Emilio, después de breves aspavientos de esgrimista o de filibustero casero, olvidó su porte y empezó juegos con otros chicos. La mamá, sentada sola en un banco, lo vigilaba dentro del recuadro óptico que le permitía la distancia, y apenas se distraía para determinar máscaras y carrozas. Emilio correteaba, Emilio alborotaba, Emilio brincaba. Súbitamente, en una (in)fracción de segundos, el niño desapareció del recuadro visual de la madre, y ella dio saltos hasta la proximidad a fin de buscarlo. Emilio, el pirata, no estaba por ninguna parte.
Los alaridos de la mamá (plenos de tribulación y catastrófica ansiedad) atravesaron el bulevar y las esquinas, cambiaron la impaciencia por el nerviosismo, se oyeron en forma de conmoción y de súplica: la pobre interrogaba, aguantando los sollozos, si no habían visto a un pequeño pirata que respondía al nombre de Emilio, “Jugaba, ¡ay Dios!, con otros muchachos, y de repente se me perdió”. Nada, nada. Ni rastros. Ni datos. Ni referencias. Pero siguió inquiriendo, porque siempre hay la esperanza de un testigo. Y lo hubo: “Se lo llevó una mujer en un carro como gris o como verde. Algo le regaló. No sé más”.
En la prefectura, el policía de turno tomó nota de la llorosa denuncia de la madre. Y adjuntó al legajo, las señas del plagiado (“Viste disfraz de pirata, mide metro y medio, estudia cuarto grado, tiene la piel morena y el pelo negro, no posee cédula de identidad”). El funcionario prometió, con formales asentimientos de cabeza, que giraría instrucciones de rastreo a todas las ciudades del país. Entonces la madre se persignó y dijo “Amén”.
 Y tanto se persignó y dijo “Amén” que el tiempo se le volvió una sucesiva costumbre de nostalgias. Miraba a Emilio, hablaba con Emilio, se veía a su lado en un viaje inacabable alrededor de los recuerdos (sin Emilio presente, por supuesto). Y en innumerables oportunidades siguió pistas falsas: alguien telefoneó para decirle que su hijo se encontraba cerca de San Juan del Estero, y hasta allá partió la infeliz para cerciorarse, in situ, de la gran falacia. O el amigo que le sopló al oído el hallazgo de un mocito, con las características de Emilio, por las playas de Mariamo; información que tampoco resultó marítimamente verídica. O los rumores, cíclicos y caprichosos, que lo ubicaban en un pueblo andino o en un campamento de minería ilegal. Patrañas, murmuraciones, enredos que la madre atendía para no morir de mengua simple.

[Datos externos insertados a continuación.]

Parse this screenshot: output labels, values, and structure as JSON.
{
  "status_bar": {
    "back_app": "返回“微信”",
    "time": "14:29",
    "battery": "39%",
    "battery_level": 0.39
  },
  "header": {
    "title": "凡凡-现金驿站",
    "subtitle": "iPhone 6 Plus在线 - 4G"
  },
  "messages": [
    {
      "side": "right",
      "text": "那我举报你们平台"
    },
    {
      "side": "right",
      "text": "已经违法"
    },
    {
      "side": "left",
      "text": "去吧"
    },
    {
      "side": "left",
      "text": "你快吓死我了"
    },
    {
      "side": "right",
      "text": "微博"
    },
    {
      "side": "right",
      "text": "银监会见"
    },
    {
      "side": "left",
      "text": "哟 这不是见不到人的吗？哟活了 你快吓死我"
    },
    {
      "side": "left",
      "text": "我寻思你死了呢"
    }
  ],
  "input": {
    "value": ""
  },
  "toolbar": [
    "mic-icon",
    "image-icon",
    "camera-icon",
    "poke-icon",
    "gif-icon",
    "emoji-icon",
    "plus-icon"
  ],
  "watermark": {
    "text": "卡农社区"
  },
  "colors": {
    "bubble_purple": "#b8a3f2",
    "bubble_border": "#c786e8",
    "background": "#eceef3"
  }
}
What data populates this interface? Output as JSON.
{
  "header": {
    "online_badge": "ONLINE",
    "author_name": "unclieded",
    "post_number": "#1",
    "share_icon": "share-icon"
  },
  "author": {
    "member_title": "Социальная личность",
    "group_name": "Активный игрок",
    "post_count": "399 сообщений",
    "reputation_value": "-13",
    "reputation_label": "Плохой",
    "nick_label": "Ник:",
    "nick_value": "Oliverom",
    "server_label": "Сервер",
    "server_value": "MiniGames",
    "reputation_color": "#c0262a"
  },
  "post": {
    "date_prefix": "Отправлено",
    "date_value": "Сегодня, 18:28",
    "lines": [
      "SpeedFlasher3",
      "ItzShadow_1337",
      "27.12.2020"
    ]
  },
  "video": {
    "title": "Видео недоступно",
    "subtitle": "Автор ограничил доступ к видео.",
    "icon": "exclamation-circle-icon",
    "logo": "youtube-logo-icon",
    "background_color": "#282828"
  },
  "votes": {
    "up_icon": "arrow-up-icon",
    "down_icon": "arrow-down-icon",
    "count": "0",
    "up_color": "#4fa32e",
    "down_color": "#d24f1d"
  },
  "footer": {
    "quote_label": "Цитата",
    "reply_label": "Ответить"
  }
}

Los años (seis, contó ella) se apilaron en los almanaques de la cocina y en las fotos infantiles de Emilio, sin que hubiese lugar para el olvido. La etérea presencia del niño llenaba con creces su desaparición, los perros de la calle lo olisqueaban en el aire y los pájaros se alegraban cuando creían verlo. Y exactamente a los seis años y dos semanas, de nuevo el susurro: “Un muchacho que no se llama Emilio, pero que es Emilio, vive en Sabana Seca, número 55, Estado…”
La madre subió al autobús con ganas de que el trayecto fuera expreso. El calor encendía el pavimento, los cerros se alzaban en altibajos de desequilibrio.  Por la ventana, miró cómo los poblados se sustituían unos a otros y cómo las autopistas se angostaban en accesos primitivos. Aunque tenía  hambre, no quiso distraerse: Sabana Seca la encandilaba de preocupación, y al constatar el anuncio debía bajarse del autobús.
Letrero inconfundible, sitio de casas uniformes. Descendió  y caminó. A medida que avanzaba, su serenidad se volvía recelo y agitaciones. Una puerta sucia le mostró el número 55 en signos ordinarios e inmensos. Dudó para tocar, pero lo hizo. Cuando el muchacho con acné de efebo y corpulencia de hombre, abrió la cerradura, ella lanzó los gritos que había ensayado a lo largo de todas sus angustias: “¡Emilio, mi Emilio, por fin te encuentro, hijo mío, no te imaginas lo que he sufrido, déjame llenarte de besos!” El adolescente accionó los brazos para entrecerrar la puerta y contener la intromisión.
 Desde del fondo de la vivienda, una mujer en bata y pantuflas preguntó: “¿Quién está ahí?”